R’lyeh – In The Infernal Moment (2013) Review

In The Infernal Moment is the sound of a band that hasn’t yet divested itself of the heavy metal that it grew up with. Much in the vein of what countrymates The Chasm and Cenotaph were doing in the early 90s, R’lyeh play a moody variant of death metal peculiar to a certain section of South America, music simultaneously high on adrenaline and melancholy, in direct homage to the metal of the 80s yet very much cognizant of a new strain being brought into existence. R’lyeh are not a young band, having been around back in the day for a demo; refreshingly enough, the guys retain every last bit of the spirit of high adventure that must have been prevalent then. At times sloppy, at times meandering yet never less than fully committed to an ideal hopelessly romantic; wrestling with futility but eventually coming to terms with reality, this is death metal with a poet’s sense of tragedy.
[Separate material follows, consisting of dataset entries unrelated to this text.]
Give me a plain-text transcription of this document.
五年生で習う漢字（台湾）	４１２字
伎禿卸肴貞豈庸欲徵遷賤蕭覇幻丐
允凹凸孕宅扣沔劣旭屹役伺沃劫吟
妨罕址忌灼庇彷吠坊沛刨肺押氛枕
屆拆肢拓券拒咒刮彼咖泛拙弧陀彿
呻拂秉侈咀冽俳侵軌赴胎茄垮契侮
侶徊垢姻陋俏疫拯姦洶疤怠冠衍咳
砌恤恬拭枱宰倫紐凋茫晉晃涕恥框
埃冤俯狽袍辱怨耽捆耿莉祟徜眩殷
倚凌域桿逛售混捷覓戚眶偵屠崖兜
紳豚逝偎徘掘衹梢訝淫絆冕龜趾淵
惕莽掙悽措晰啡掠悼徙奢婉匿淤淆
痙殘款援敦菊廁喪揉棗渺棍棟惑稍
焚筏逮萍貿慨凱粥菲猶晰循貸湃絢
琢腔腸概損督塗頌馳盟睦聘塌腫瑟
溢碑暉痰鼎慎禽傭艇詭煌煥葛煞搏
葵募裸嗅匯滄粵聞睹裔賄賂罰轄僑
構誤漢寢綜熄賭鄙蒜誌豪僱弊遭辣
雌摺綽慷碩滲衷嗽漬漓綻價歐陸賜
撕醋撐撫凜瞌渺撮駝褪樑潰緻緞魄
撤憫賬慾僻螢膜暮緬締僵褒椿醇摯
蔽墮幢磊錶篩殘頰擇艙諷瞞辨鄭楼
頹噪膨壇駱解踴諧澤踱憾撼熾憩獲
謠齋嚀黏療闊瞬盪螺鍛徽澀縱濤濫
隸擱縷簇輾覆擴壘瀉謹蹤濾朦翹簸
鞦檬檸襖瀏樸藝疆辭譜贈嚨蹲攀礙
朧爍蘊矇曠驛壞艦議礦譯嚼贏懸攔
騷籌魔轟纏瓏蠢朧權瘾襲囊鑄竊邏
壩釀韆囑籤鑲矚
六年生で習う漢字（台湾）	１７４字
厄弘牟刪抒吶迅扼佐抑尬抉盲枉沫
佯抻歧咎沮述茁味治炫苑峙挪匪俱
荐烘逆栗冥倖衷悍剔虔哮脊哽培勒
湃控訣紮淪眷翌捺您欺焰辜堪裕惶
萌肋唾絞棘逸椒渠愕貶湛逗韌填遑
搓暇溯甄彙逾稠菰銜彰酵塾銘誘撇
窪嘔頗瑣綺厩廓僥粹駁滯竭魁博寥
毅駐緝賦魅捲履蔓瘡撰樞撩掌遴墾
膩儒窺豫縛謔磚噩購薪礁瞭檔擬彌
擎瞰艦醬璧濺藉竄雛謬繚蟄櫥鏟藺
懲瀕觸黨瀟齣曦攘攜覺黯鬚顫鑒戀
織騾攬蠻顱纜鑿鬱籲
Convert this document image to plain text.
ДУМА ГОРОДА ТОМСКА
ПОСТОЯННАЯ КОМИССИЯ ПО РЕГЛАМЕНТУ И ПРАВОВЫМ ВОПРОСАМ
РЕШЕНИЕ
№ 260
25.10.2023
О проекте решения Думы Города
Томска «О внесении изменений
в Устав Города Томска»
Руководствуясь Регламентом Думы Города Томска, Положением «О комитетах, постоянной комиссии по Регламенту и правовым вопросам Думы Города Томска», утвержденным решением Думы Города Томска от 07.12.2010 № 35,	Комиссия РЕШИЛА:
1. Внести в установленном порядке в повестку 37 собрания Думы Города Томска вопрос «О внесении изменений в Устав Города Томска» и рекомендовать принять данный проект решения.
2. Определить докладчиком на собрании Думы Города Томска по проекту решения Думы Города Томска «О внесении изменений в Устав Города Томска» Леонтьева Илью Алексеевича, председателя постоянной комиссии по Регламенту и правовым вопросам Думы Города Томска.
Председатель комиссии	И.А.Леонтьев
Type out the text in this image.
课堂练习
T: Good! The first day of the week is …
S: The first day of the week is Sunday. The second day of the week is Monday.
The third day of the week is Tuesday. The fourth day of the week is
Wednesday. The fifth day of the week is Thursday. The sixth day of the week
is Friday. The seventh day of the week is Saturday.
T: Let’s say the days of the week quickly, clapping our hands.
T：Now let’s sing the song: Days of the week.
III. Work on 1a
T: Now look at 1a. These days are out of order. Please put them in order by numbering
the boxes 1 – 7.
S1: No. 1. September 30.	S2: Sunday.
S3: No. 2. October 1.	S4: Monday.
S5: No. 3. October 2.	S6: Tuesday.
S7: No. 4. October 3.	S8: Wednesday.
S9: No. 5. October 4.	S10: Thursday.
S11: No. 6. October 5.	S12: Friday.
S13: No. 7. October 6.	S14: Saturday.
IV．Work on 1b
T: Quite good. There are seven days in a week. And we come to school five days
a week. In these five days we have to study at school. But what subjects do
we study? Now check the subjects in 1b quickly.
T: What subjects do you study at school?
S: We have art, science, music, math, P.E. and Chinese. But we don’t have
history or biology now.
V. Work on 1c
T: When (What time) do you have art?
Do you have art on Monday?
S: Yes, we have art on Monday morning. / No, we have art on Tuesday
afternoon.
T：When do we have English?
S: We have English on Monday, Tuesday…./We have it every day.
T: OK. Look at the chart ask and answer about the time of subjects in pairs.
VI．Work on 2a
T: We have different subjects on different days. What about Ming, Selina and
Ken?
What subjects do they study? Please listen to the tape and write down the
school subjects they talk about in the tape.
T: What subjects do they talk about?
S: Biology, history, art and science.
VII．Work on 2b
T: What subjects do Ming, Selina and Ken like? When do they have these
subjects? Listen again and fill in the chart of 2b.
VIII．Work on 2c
Befitting of the band’s chosen imagery, In The Infernal Moment is an album of spaces, the reverberating production isolating instruments, creating distances where none exist yet managing to bring various elements together in harmonic unity. Dark melody is as important a part of R’lyeh‘s arsenal as conventional death metal riffing, at times expressing itself through brief serpentine bursts, at others taking shape in flamboyant but tastefully placed lead guitars over ringing doom chords, evincing a distinct gothic sensibility. Judicious use of keys and acoustic guitars is made towards the record’s climax, establishing a steady gradient as the album wears on; an initial mauling reminiscent of first wave black metal gradually lapses into something with a little more gravity, be it the incessant, hypnotic drone of ‘Carnal Abominations’, the almost shamanistic, folksy overtures on ‘In The Forest’  or the epic closer ‘The Devourers Of Space’ that moves through a wide range of flavours in its eight minute length. R’lyeh show admirable mastery and restraint – but the two are always synonymous – over the various old forms, creating a near perfect specimen of everything good about this style of death metal.

Above all else, it is the band’s honesty and dedication to a musty art form that shine the brightest. R’lyeh aren’t hopping on to any trends; In The Infernal Moment isn’t an Incantation copycat, or a Swedish clone. Not an indistinguishable slop of mush posturing as evil even. This is genuine old metal of death with a shrieking soul.